Przychodzi baba do bonifratra [GN]

Co wyróżnia szpital prowadzony przez zakonników?

Przychodzi baba do bonifratra [GN]

Siostra Elekta, sercanka. Wśród pielęgniarek jest siedem zakonnic. Autor zdjęcia: Henryk Przondziono

 

Na korytarzach obrazy świętych, zakonnice wśród pielęgniarek, nawet lekarz ubrany w... habit. Tak wygląda szpital bonifratrów w Krakowie, który w tym roku świętuje 400-lecie.

To także pierwszy w Polsce od upadku komunizmu szpital prywatny. Państwo zwróciło go zakonowi bonifratrów w 1997 roku.

Niektórzy myślą, że prywatny szpital to taki, w którym pacjent wyciąga portfel i płaci za usługę. To bzdura. — Prywatny oznacza tylko formę prawną jego działalności, a nie to, że za każdą usługę trzeba w nim zapłacić! — mówi Marek Krobicki, dyrektor krakowskiego szpitala bonifratrów. — U nas aż 80 proc. działalności jest dla pacjentów bezpłatne. Szpital ma podpisaną umowę z NFZ i bezpłatnie leczy co roku ponad 6 tys. chorych w szpitalu i ponad 30 tys. pacjentów w przychodniach specjalistycznych — wylicza. W tym szpitalu płaci się tylko za zabiegi na „Chirurgii jednego dnia” i za wizyty w niektórych gabinetach specjalistów.

Internista w habicie

Choć bonifratrzy noszą na co dzień zwykłe, czarne habity, brat Łukasz ubiera do pracy w szpitalu habit roboczy, biały. Ten bonifrater jest bowiem lekarzem internistą. — Kończymy zwykle kierunki studiów, które przydają się w naszych szpitalach — mówi brat Paweł Kulka, przeor krakowskiego klasztoru.
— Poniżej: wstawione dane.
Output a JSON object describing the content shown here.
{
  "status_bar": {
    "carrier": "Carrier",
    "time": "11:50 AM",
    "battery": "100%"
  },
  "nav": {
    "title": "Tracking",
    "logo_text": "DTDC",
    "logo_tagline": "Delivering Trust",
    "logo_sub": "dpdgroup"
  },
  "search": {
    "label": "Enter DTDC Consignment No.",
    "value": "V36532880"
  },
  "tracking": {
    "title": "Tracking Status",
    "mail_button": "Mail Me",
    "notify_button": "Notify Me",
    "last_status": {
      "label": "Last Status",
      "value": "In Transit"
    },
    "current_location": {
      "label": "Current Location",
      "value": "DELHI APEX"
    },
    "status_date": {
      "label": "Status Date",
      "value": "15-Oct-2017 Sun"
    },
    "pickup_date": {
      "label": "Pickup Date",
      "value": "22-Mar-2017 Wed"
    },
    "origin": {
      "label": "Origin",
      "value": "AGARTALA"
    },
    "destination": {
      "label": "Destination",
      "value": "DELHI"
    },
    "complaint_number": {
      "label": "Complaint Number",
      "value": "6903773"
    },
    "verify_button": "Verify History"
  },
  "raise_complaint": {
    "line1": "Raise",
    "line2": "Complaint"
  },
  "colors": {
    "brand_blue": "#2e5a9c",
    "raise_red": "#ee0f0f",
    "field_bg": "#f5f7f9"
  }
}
On skończył pielęgniarstwo.

Czym szpital prowadzony przez zakonników różni się od innych szpitali? — Choć pracuje u nas tylko siedem sióstr zakonnych, one bardzo dużo tu wnoszą. Rozmawiając z ludźmi, nieraz „wyłapują” trudne duchowo przypadki, pomagają zdecydować się na spowiedź. Mamy tu bardzo dużo spowiedzi po kilkudziesięciu latach — mówi brat Paweł. — Kapłan jest dostępny 24 godziny na dobę, bo mieszka w klasztorze za ścianą. Odwiedzamy pacjentów z okazji Mikołaja, opłatka i kolędy — dodaje.

Jednak ogromna większość spośród 280-osobowej załogi to ludzie świeccy. Nie muszą być katolikami, żeby tutaj pracować. Przy przyjęciu są jednak informowani, że w tym szpitalu obowiązują katolickie zasady. I raz w roku jadą z bonifratrami na wspólne spotkania formacyjne. Jest na nich miejsce na Msze św., wykłady o bioetyce i na zabawę przy ognisku. — Specyfiką zakonu bonifratrów jest współpraca ze świeckimi. Już św. Jan Boży, założyciel tego zakonu, miał świeckich współpracowników. Sam niewiele by zdziałał. Ten zakon składa w ręce świeckich jakąś część swojego charyzmatu — mówi Marek Krobicki. Był tu dyrektorem jeszcze przed przejęciem szpitala przez bonifratrów w 1997 r. W 2003 r. zdobył tytuł Menedżera Roku w Ochronie Zdrowia.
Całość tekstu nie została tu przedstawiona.